Okinawa, airbases, naval instalations, and troops all well within easy reach of the spoils of war. And by the way if the many bits of pre attack intelligence available to President Rosenfelt had been passed on to Pearl Command the Japanese fleet could have been sunk to a man before even one yankee had to die. War has been the best investment for at least five thousand years. All those souls at Pearl invested by their own government just to make war.
It's always flowers and candy with you ain't it. We both live in the same world but that is not at all apparent. I fear you have mistaken the dung for the rose.
You have an interesting but mistaken view of history. So far as the European Recovery Program (also known as the Marshall Plan) is concerned you are partly correct. Rebuilding Western Europe was seen a a bulwark against communism. There was similar thinking in terms of Japan. However, it was the way it was done that was most interesting. The US could simply have established non-democratic US puppet governments in both Germany and Japan. It chose instead to encourage the development of democracies. It succeeded so well in Germany that the present day German state is probably more democratic than the United States. So far as Japan is concerned the US replaced a warlike regime with one that is currently so pacifistic that rarely sends even peacekeeping forces overseas. The gracious manner in which the US treated a completely devastated and defeated enemy is without precedent in history.

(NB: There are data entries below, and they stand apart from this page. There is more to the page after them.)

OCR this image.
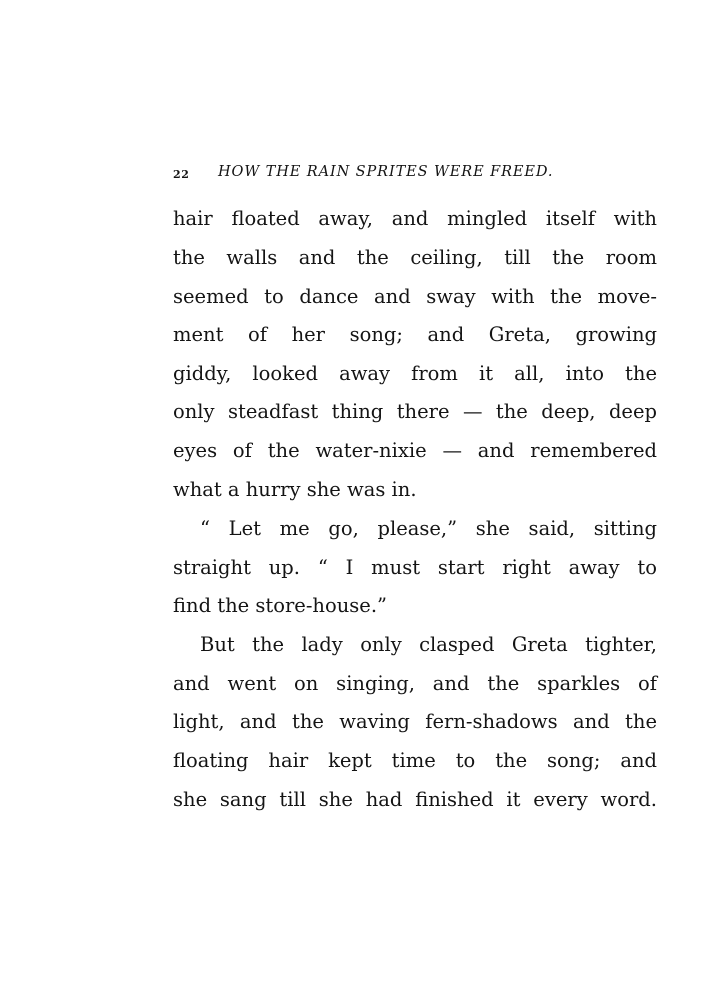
22 HOW THE RAIN SPRITES WERE FREED.
hair floated away, and mingled itself with
the walls and the ceiling, till the room
seemed to dance and sway with the move-
ment of her song; and Greta, growing
giddy, looked away from it all, into the
only steadfast thing there — the deep, deep
eyes of the water-nixie — and remembered
what a hurry she was in.
“ Let me go, please,” she said, sitting
straight up. “ I must start right away to
find the store-house.”
But the lady only clasped Greta tighter,
and went on singing, and the sparkles of
light, and the waving fern-shadows and the
floating hair kept time to the song; and
she sang till she had finished it every word.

I assume in your second paragraph your are referring to F. D. Roosevelt. The conspiracy rumour that he allowed the attack on Pearl Harbor is completely unproven historically. No one has been able to provide a shred of evidence that this was the case. You are also in error in believing that the US had military superiority in the Pacific in 1941. In fact the Japanese fleet, army, and air force greatly outnumbered the US forces in the Pacific and held that advantage even after the Battle of Midway. It was not until 1943 that US manufacturing capacity and its greater supplies of manpower overcame Japan's initial advantage.